Yeah a funny thing glaciations, they require a considerable warming first to work. Weird eh.

This of course requires a big picture perspective. You warm the planet, and you melt ourr current ice. That ice is not saline. Yopu drop the overall oceanic salinity, and you disrupt global current patterns. Neat stuff salt eh. You change the predominant current patterns from north south (which keeps the place cool) to more east west, and you get **** cold northern and southern regions, and hotter equatorial regions. Not to mention weird weather. Oh and by weird weather, I mean the stuff we have as humans not yet experienced at all ever period. You want to view freaky weather, you have to go hunting with the proper sciences.

An Ice age doesn't need oodles of years. It can happen in 2. No that wasn't a typo, I said two. I am not saying 1000 feet of snow in 2 (two) years. But after the first 50 feet, it doesn't matter, you won't be there to keep count.

Again, I should point out, I don't follow the agends of hyper people like Greenpeace or any other reactionary cause dominated street rabble groups. I contain my reading to actual science text books.

It could happen in my life time as easily as the next 1000 years of course. One of those shiit happens things.




Les_the_Sarge_9_1 -> (7/4/2003 9:22:33 PM)

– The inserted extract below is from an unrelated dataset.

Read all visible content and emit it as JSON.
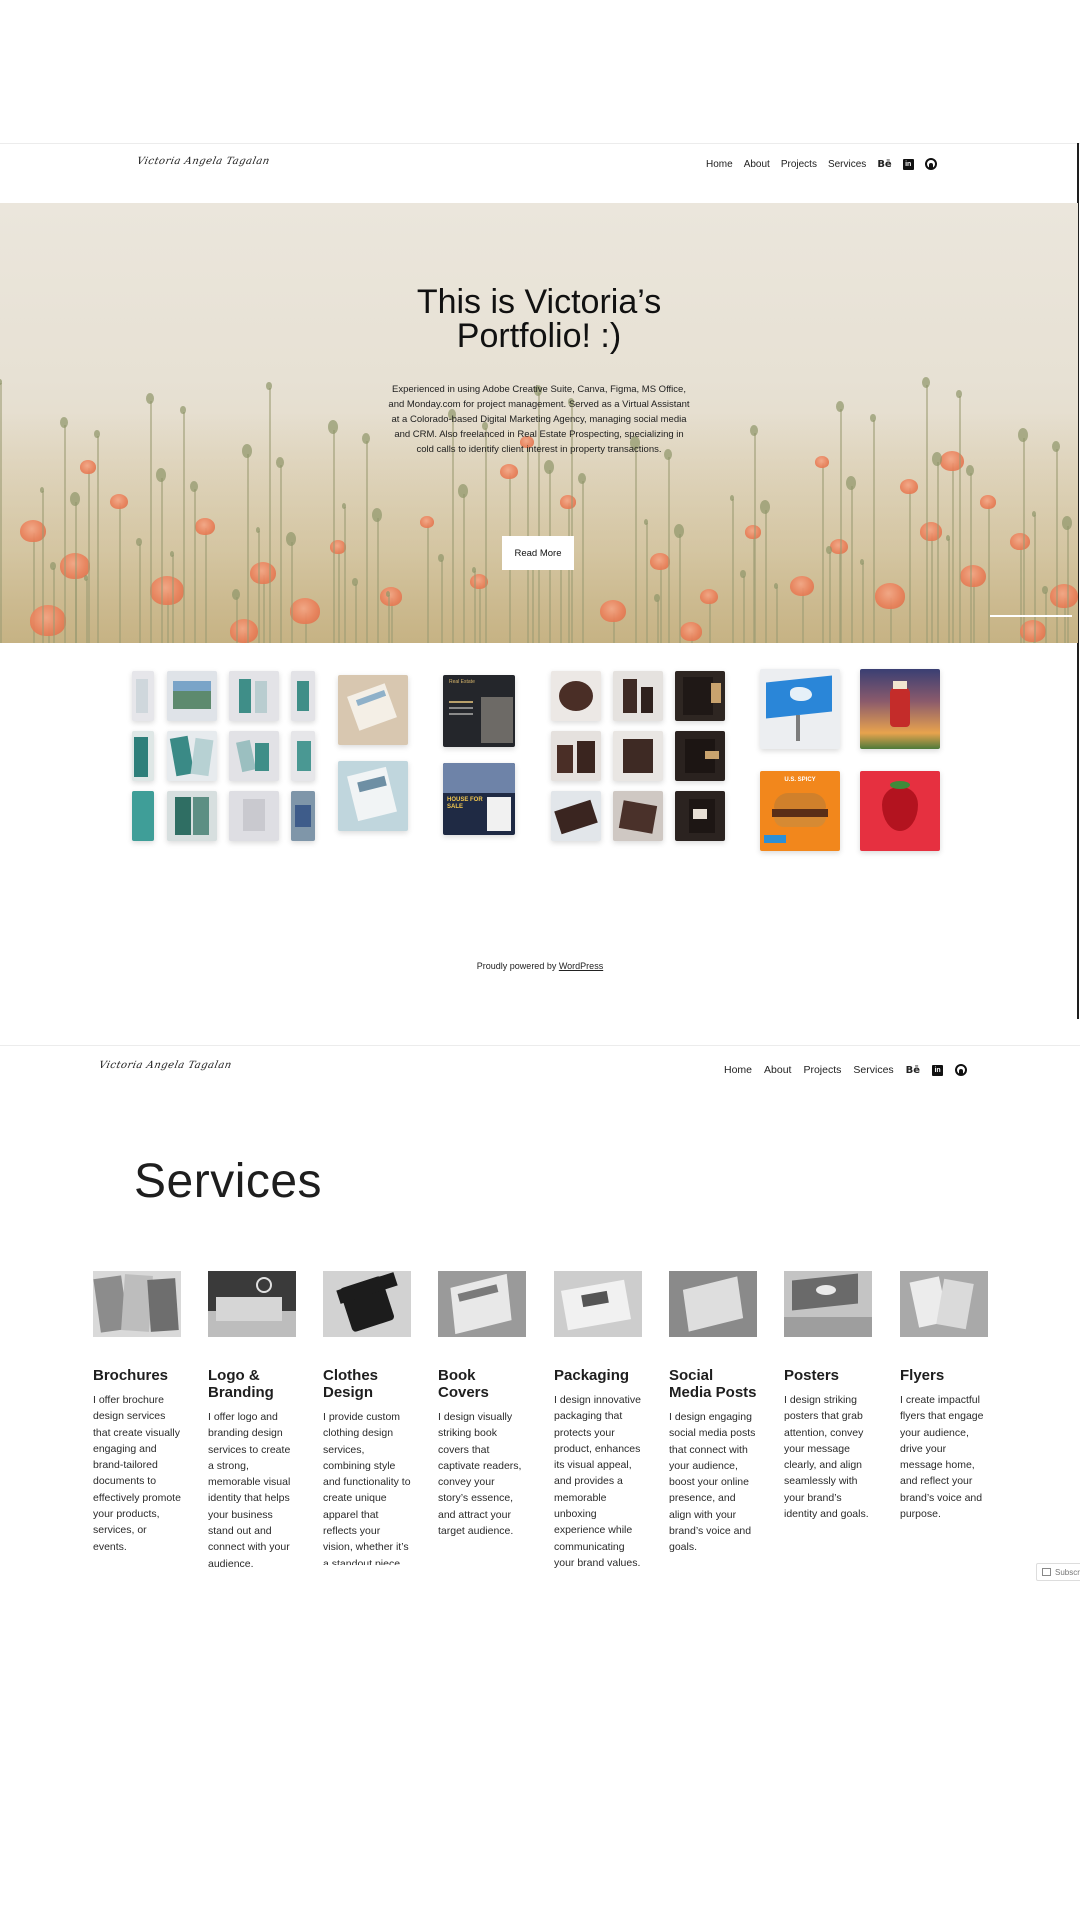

Oh by the way, this is what happens when Wargamer is under maintenance hehe

I run out of wargaming topics to discuss hehe.




runes -> (7/5/2003 4:49:32 AM)

it's also been proven, by factual data, that we are coming out of an "ice age" that has lasted 500 or so years.




Les_the_Sarge_9_1 -> (7/5/2003 5:41:48 AM)

Actually while you have the right idea, I think the term you might be looking for is a mini interglacial.

Ice Ages are in reality long periods of cold, colder, and bloody cold spells with a few periods we humans would mistake for warm.

Well actually to use the text book terms...

In 4.6 billion years we have evidence of 7 Ice Eras.
An Ice Era can be something on the order of 65 million years.
An Ice Era can have numerous Ice Epochs, with an average Epoch being 2.5 million years.
An Ice Epoch can experience numerous Ice Age Cycles lasting on average some 125,000 years.
An Ice Age cycle can be further broken into Interglacials lasting on average some 10,000 years.
A cold snap during an Interglacial can be a 1000 year experience.

And in human terms, within 100 years (between 1880 and 1980), my references list several periods of cold.
We are talking periods during this calculation of several years up to in 3 cases nearly a decade of cold conditions.

Silly humans think it is actually warm right now heheh.

The majority of people talking about cold trends and global warming are not even extending their comments outside of one lousy case of a fragment of a fragment of an Interglacial.
It's no wonder people can't see the forest for the trees.